Otto v. Otto

220 A.D. 130 | N.Y. App. Div. | 1927

Merrell, J.

The action is to obtain a decree of divorce because of the misconduct of the defendant. The summons and complaint herein were served personally upon the defendant on the 19th day of June, 1925. The defendant appeared in the action and answered the complaint. On April 8, 1926, pursuant to an order of the court, the defendant served a supplemental answer containing allegations setting forth a separate and distinct defense to plaintiff’s complaint, to which plaintiff duly replied. After the action was at issue, upon affidavits showing that since the commencement of the action, and during the summer of 1926, the defendant was living in adulterous intercourse with another woman at Sea Girt, N. J., and that information thereof came to plaintiff during the summer of that year and long after the service of her complaint, plaintiff applied for and, by the order appealed from, was granted leave to serve a supplemental complaint alleging such acts of adultery by the defendant committed since the commencement of the action. The defendant has appealed from said order and asks a reversal thereof and a denial of plaintiff’s motion upon the authority of several decisions of this and other courts, notably, Faas v. Faas (57 App. Div. 611); Beauley v. Beauley (199 id. 280); Milner v. Milner (2 Edw. Ch. 114), and Campbell v. Campbell (69 App. Div. 435), all, however, made prior to the enactment of the Civil Practice Act. Unquestionably, when such decisions were made it was the policy of the courts of this State, under the practice then in force, to refuse leave to set up, by way of supplemental pleading, adulterous acts alleged to have been committed subsequently to the commencement of the action.

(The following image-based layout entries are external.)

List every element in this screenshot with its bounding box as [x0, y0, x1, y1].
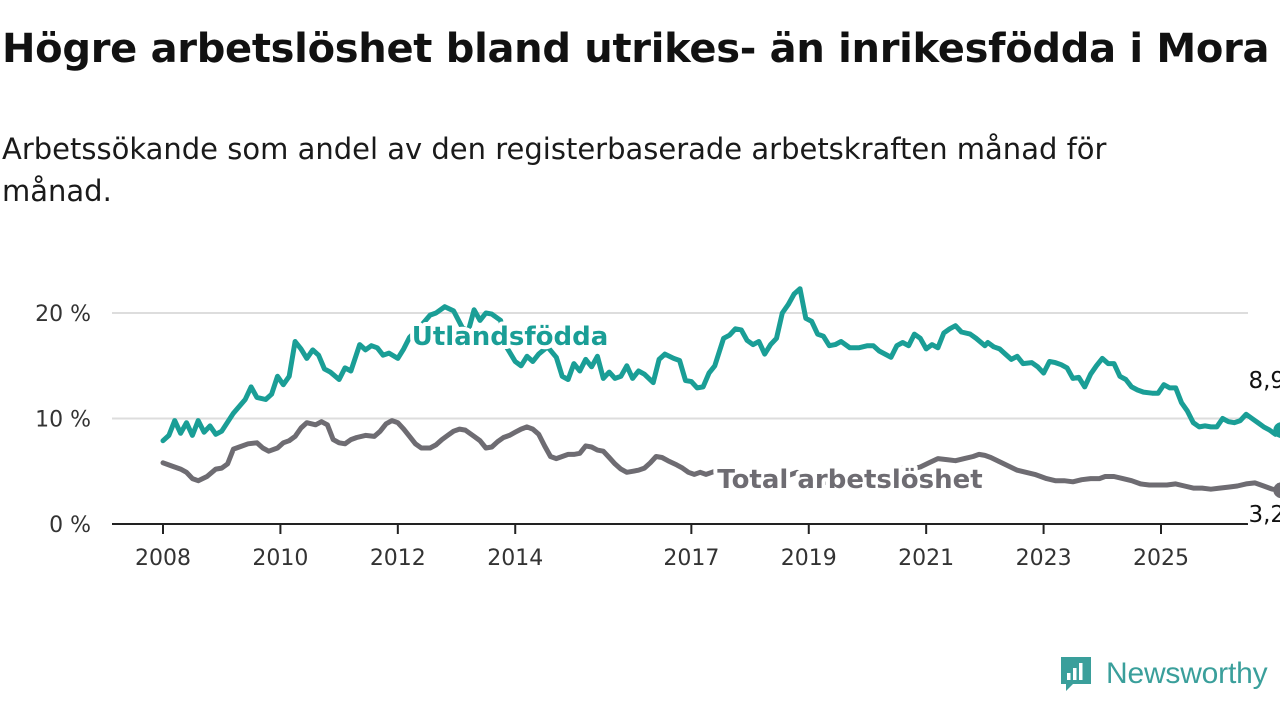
series-end-point-0: [1273, 422, 1280, 438]
x-tick-label: 2008: [135, 546, 191, 571]
x-tick-label: 2010: [252, 546, 308, 571]
gridlines: [112, 312, 1248, 525]
x-tick-label: 2019: [781, 546, 837, 571]
brand-name: Newsworthy: [1106, 657, 1268, 690]
series-name-label-0: Utlandsfödda: [412, 322, 609, 352]
x-tick-label: 2021: [898, 546, 954, 571]
x-axis-ticks: 2008 2010 2012 2014 2017 2019 2021 2023 2025: [135, 524, 1189, 571]
x-tick-label: 2014: [487, 546, 543, 571]
chart-title: Högre arbetslöshet bland utrikes- än inr…: [2, 26, 1270, 72]
series-lines: [160, 286, 1280, 499]
x-tick-label: 2023: [1016, 546, 1072, 571]
series-line-1: [160, 418, 1280, 493]
x-tick-label: 2025: [1133, 546, 1189, 571]
series-end-label-1: 3,2 %: [1248, 502, 1280, 528]
series-line-0: [160, 286, 1280, 444]
x-tick-label: 2017: [663, 546, 719, 571]
newsworthy-logo: Newsworthy: [1058, 654, 1268, 694]
chart-subtitle: Arbetssökande som andel av den registerb…: [2, 132, 1107, 208]
series-end-point-1: [1273, 482, 1280, 499]
y-axis-ticks: 0 % 10 % 20 %: [35, 302, 91, 538]
series-name-label-1: Total arbetslöshet: [717, 465, 982, 495]
series-labels: 8,9 % 3,2 % Utlandsfödda Total arbetslöshet: [408, 318, 1280, 531]
bar-chart-icon: [1061, 657, 1091, 691]
y-tick-label: 10 %: [35, 408, 91, 433]
line-chart: 0 % 10 % 20 % 2008 2010 2012 2014 2017 2019 2021…: [35, 286, 1280, 571]
y-tick-label: 20 %: [35, 302, 91, 327]
y-tick-label: 0 %: [49, 513, 91, 538]
x-tick-label: 2012: [370, 546, 426, 571]
series-end-label-0: 8,9 %: [1248, 368, 1280, 394]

In enacting the Civil Practice Act it was clearly the intent of the Legislature to simplify and liberalize the practice in many respects.

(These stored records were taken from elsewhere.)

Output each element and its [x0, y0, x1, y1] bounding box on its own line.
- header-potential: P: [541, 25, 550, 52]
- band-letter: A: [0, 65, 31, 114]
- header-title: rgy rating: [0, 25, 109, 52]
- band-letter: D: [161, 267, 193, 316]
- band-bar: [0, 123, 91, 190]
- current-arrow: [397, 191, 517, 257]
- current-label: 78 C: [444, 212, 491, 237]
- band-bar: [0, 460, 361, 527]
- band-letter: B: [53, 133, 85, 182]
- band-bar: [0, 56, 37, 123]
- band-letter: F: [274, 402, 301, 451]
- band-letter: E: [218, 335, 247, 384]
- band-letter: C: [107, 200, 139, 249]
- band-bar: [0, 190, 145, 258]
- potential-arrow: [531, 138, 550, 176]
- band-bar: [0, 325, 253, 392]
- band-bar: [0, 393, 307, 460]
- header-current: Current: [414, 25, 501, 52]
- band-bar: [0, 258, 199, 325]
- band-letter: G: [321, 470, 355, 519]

We are of the opinion that under the practice, as liberalized by the Civil Practice Act, the Special Term, under the circumstances presented, was justified in granting the order permitting the service of a supplemental complaint setting forth such acts of *132misconduct on the part of the defendant, and of which acts the plaintiff was necessarily ignorant at the- time of the service of her former complaint. No good reason appears why the plaintiff, if she desires to rely for her cause of action upon acts committed by defendant since the commencement of the action, should be compelled to discontinue and bring a new action where she could allege such subsequent misconduct. Such circumlocution is uncalled for and under the present liberalized practice we regard as unnecessary. The decree should speak as of the time of its rendition.

The order appealed from should be affirmed, with ten dollars costs and disbursements of the appeal to the respondent.

Dowling, P. J., Finch, McAvoy and Proskauer, JJ., concur.

Order affirmed, with ten dollars costs and disbursements.